Viterbo – “Non pensiamo come loro. Noi la Nato la vogliamo e vogliamo il suo intervento militare. Quanto meno quello aereo”. Si spacca in due la manifestazione indetta per oggi pomeriggio dal Tavolo per la pace di Viterbo in piazza della Repubblica, davanti al monumento dei facchini. Contro la guerra in Ucraina e l’invasione del suo territorio da parte della Russia di Putin.
All’inizio tutti insieme. Tavolo per la pace e comunità ucraina di Viterbo coordinata da Oksana Chyzhovych. Poi, dopo alcuni interventi del Tavolo per la pace, e gli slogan contro la Nato scanditi a ridosso della piazza da Tuscia in lotta, arrivata con una ventina di militanti e uno striscione, la tensione è salita. Molti della comunità ucraina si sono avvicinati agli organizzatori per chiedere spiegazioni di slogan e parole contro la Nato.
Viterbo – Manifestazione contro la guerra – Rappresentanti della comunità ucraina
“Noi non la pensiamo come loro – ha detto Oksana Chyzhovych riferendosi agli organizzatori della manifestazione -. Noi non siamo contro la Nato, noi vogliamo il suo intervento, quanto meno aereo. Poi a terra ce la sbrighiamo da soli”.
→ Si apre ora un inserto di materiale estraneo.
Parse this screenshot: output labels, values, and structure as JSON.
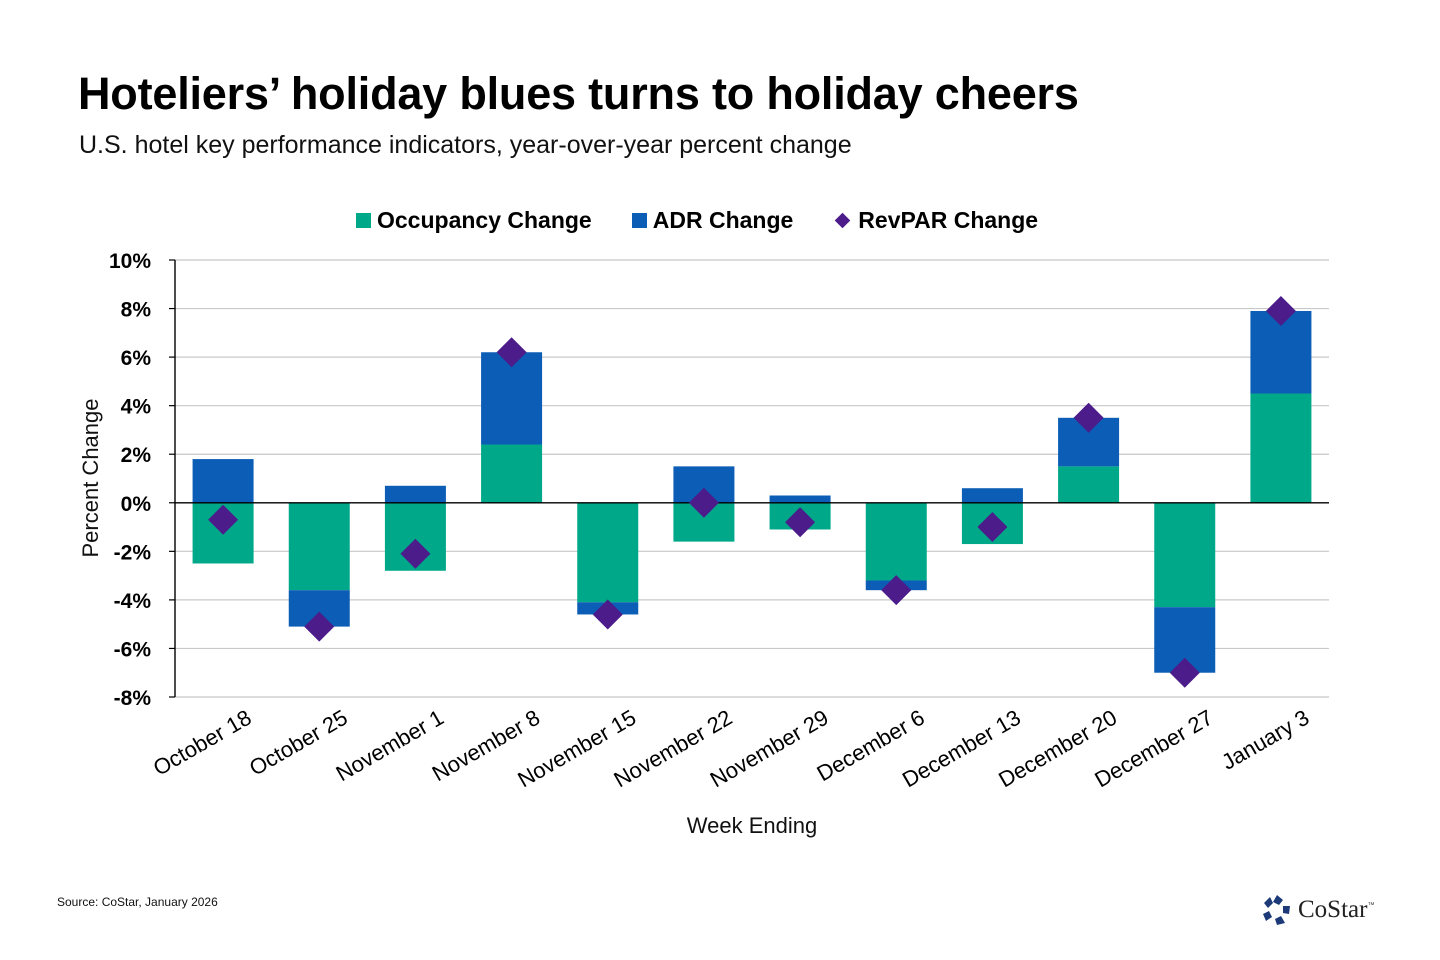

“Siamo in guerra, siamo stati invasi, non abbiamo iniziato noi – ribadiscono assieme a Chyzhovych anche Alina Onachyshych e Oksana Goloida -, noi ci stiamo difendendo da Putin e non possiamo respingerlo solo a parole o con le sanzioni. Se eravamo nella Nato già da prima tutto questo non succedeva”.
La tensione dura qualche minuto, con l’invito da più parti, all’interno della comunità ucraina ad andarsene tutti. Alcuni accusano invece i rappresentanti della comunità di aver fatto troppi interventi di “stampo nazionalista”.
Viterbo – Manifestazione contro la guerra in Ucraina
“Chi fa la guerra è nemico dell’umanità – interviene a un certo punto Peppe Sini del Tavolo per la pace, storica figura del movimento pacifista e non violento -. Tutte le vittime sono nostre fratelli e tutte le vittime sono nostre sorelle. Speravo di non vedere più i vampiri governare il mondo invece ancora oggi piangiamo i nostri fratelli sotto le bombe. Noi vogliamo che finiscano immediatamente gli imperialismi e i razzismi. Siamo una sola famiglia umana ed è una follia che ci siano dei pazzi assassini come Putin che uccidono i propri fratelli”.
Viterbo – Manifestazione contro la guerra in Ucraina – Peppe Sini del Tavolo per la pace
In piazza, assieme al Tavolo e a Tuscia in lotta ci sono anche l’Usb, la Casa per i diritti sociali, il Partito democratico con Manuela Benedetti e Lina Delle Monache, l’assessora alle politiche sociali della regione Lazio, Alessandra Troncarelli, il presidente dell’Arci Marco Trulli, Francesco Boscheri dei Giovani Democratici, Enrico Mezzetti dell’Anpi e il segretario provinciale di azione Giacomo Barelli.
Viterbo – Manifestazione contro la guerra in Ucraina – Tuscia in lotta
“Ogni essere umano – ha proseguito il suo intervento Sini – ha diritto alla vita e alla pace. Ogni essere umano ha diritto di essere riconosciuto come essere umano. Siamo qui tutti insieme per dire: cessate il fuoco, basta con la guerra e basta con la follia di Putin”.
Le parole di Peppe Sini però non sono bastate. A un certo punto tutta la comunità ucraina presente alla manifestazione si è separata dal resto, mettendosi di lato alla piazza. Accanto all’epigrafe che ricorda i morti sul lavoro.